7:09 In any case, likes and followers are a metric for employment on Instagram (and other Social Media) unless of course, you go viral and then have a lot of likes and followers.
I tried using a filter after not using any for two years straight and it looked so fake to me. Straight up cartoonish. Other women using it looked cartoony to me too even kind of creepy. You really don't see how ridiculous it all is until you step back for a while.
Its terrible, especially if you're a dude trying to date lol So many women post hyper filtered photos where it's a look that no one could match. My ex used to filter her photos and I'd yell at her because she looked like a different person. I think it really fucks with people's brain and probably if I started filtering my own I'd become more self conscious.
I use black/white filters to appear much older than my real age. I have obvious _marionette lines_ and my lips tend to dry up often. So, those filters add about an addittional seven-ish years to my face.
8:59 Maybe let’s call out the rubbish pieces of softwares that think they’ve achieved something by making people look like unrealistic version of themselves.
I absolutely detest the casual fatphobia that takes place especially with respect to ‘body transformation’. I understand if it’s for a role or a health issue, but why is there this need to hate your fat version and not embrace that as a part of you?

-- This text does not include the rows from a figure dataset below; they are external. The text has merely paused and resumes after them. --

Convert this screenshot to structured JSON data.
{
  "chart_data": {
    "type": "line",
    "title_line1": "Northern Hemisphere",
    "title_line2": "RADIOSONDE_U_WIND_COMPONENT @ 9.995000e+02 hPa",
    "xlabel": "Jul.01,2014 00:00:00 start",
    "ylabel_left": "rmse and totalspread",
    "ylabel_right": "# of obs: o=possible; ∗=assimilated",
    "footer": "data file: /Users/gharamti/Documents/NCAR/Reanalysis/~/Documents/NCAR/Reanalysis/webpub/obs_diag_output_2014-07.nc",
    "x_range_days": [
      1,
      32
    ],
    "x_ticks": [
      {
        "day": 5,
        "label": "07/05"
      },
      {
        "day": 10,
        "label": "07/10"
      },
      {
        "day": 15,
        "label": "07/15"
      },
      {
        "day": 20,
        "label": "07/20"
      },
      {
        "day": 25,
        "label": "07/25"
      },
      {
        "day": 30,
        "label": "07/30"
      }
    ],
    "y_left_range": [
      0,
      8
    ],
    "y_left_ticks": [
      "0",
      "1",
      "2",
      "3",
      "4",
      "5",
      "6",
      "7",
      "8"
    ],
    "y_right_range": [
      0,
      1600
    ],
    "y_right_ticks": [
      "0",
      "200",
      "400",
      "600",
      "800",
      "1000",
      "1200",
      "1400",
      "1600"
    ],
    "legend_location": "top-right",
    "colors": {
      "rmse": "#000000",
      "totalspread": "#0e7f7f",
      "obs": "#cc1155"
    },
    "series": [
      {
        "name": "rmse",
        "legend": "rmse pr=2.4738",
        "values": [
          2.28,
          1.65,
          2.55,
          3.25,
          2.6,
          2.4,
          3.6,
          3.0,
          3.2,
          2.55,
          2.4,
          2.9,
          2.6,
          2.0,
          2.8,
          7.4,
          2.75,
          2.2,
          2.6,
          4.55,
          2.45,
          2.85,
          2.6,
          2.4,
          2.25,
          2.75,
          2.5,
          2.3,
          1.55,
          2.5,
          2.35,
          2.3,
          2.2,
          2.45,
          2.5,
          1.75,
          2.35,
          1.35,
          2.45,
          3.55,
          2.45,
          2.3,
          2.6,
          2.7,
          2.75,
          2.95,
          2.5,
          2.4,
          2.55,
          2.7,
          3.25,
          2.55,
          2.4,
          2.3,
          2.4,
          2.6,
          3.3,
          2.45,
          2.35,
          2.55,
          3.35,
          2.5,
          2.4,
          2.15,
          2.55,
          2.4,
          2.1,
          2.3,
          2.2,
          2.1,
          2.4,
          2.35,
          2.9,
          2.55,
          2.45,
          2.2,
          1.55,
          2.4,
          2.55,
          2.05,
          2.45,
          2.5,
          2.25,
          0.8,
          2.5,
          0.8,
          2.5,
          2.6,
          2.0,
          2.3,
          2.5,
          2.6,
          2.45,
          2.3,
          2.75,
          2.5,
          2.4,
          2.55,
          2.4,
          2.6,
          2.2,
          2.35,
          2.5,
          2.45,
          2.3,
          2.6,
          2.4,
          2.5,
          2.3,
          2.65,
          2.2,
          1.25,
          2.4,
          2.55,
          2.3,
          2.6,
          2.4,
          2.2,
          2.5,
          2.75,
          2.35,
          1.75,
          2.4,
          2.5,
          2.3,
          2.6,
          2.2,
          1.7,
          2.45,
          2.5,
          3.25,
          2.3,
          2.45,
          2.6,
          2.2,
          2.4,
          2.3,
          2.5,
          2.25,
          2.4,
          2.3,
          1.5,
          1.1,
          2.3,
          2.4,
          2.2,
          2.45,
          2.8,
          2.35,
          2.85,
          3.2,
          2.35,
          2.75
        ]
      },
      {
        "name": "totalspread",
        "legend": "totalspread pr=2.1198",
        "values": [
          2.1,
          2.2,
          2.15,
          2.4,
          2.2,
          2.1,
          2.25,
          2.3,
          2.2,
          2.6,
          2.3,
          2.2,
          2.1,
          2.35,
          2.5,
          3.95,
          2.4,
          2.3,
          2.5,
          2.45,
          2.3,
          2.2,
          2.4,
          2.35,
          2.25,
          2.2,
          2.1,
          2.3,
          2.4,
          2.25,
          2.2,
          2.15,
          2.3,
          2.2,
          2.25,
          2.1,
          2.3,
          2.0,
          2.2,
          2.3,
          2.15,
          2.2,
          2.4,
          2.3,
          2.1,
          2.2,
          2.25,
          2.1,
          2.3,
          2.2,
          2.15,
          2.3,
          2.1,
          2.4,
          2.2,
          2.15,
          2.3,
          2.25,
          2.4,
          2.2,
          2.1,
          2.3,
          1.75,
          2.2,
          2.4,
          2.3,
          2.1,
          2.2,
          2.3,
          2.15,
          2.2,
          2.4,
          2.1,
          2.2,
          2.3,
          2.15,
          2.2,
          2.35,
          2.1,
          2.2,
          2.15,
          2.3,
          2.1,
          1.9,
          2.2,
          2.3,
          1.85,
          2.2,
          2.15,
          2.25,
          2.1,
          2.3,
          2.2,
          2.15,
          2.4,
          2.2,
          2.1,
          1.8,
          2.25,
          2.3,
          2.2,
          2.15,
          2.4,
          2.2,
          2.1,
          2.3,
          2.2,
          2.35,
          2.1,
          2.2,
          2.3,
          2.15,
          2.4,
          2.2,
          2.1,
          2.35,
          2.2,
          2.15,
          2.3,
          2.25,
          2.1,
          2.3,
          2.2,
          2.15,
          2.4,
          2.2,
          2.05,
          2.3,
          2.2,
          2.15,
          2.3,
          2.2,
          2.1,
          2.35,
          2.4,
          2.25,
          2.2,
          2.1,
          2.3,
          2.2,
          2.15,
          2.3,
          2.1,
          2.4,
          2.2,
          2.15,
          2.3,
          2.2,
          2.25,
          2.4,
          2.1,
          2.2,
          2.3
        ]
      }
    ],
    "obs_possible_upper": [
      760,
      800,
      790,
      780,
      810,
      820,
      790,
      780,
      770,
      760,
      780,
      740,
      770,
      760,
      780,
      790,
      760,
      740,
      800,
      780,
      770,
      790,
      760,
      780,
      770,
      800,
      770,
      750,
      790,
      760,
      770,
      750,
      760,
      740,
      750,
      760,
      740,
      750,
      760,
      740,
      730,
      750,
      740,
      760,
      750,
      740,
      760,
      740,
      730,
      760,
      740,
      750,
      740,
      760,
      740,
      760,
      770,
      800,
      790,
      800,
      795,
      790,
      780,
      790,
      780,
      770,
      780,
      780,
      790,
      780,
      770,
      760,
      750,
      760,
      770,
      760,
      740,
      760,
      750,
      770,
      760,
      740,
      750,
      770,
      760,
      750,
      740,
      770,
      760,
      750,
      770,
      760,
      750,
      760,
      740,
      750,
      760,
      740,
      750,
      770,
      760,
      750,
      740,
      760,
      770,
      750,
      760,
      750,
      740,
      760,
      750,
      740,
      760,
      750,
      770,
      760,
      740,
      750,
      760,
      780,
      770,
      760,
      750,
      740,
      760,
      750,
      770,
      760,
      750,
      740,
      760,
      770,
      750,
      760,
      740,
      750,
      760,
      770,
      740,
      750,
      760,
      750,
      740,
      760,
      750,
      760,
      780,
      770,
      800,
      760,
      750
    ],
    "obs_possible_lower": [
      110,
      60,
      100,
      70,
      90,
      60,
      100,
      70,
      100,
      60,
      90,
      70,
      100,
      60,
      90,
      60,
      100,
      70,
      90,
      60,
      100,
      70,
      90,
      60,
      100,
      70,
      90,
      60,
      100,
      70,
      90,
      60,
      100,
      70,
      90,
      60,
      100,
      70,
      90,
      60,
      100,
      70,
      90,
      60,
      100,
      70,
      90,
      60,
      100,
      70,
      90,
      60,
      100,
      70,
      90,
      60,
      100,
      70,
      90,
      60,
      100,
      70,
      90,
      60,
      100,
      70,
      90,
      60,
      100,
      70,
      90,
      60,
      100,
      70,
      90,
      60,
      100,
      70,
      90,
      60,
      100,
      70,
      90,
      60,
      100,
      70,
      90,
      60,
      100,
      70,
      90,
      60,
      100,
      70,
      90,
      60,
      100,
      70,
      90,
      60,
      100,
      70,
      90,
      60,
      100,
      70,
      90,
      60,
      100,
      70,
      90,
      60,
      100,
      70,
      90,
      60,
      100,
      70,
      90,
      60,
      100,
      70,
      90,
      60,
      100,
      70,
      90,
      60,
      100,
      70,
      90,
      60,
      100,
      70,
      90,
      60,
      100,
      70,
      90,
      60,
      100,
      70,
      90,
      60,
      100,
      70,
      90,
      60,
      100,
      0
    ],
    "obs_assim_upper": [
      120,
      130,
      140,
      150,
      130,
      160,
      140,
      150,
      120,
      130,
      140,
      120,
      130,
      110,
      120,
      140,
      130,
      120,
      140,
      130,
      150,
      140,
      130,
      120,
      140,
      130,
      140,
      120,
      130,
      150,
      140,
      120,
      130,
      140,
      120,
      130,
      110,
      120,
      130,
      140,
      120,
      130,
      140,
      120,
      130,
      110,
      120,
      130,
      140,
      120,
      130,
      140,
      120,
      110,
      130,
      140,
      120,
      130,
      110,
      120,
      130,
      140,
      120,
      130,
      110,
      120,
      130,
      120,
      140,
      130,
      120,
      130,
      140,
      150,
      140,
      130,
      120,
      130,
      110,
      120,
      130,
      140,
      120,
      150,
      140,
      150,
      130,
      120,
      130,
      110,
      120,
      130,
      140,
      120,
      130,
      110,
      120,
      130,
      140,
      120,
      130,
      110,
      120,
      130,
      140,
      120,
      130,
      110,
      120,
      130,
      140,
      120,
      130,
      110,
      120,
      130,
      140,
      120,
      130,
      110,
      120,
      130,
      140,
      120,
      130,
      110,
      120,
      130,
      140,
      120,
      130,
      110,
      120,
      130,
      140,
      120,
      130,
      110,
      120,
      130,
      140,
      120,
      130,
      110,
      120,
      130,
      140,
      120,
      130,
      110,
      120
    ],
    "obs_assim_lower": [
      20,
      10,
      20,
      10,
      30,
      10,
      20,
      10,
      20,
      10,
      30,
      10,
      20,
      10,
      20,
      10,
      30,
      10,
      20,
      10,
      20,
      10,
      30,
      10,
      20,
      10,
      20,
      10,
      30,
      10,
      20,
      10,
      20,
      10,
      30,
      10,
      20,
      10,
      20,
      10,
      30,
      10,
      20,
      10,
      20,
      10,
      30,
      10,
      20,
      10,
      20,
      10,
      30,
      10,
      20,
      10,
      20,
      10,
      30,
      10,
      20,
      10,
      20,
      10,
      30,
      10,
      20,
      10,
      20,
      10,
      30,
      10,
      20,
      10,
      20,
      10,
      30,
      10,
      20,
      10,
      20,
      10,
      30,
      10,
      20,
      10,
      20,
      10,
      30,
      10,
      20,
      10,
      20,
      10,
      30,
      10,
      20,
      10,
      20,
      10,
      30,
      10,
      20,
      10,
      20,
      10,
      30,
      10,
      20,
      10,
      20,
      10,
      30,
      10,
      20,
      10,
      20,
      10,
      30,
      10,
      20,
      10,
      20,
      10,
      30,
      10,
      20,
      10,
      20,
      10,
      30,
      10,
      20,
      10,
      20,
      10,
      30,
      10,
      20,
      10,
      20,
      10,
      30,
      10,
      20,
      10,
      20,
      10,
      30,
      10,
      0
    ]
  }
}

Because being overweight makes one more likely to have type 2 diabetes, high blood pressure, stroke, heart disease, liver disease, gallstones, breathing problems, types of cancer…etc. please be serious.
What I don't get about the whole issue - and why BeReal has to be a thing at all - is why do you have to share everything, from everywhere, all the damn time anyway? I have a healthy social life and really don't miss out because of the whole social media craze and literally EVERYONE that knows I'm not on social media (yes, I see the irony. This is a RU-vid comment. You know what I mean.) said they wished they could do the same and that I do well for not joining.
Having such filters on by default is both awful and absurd. Do they think people will take a selfie with each app and go with the one that looks the most attractive? Everyone judges their social media by how hot selfies look, but won't notice the obvious difference? Is that the thinking?
I used the teen filter, I'm 33 and it didn't look any different from my regular face. The bold make up one looked weird on me though. That's why I don't use filters like that. The hair color ones are fun to experiment with though.
I'm glad you're talking about this! So many still don't understand these things! It's devastating to mental health to believe that these kinds of radical bodily transformations are possible, let alone necessary!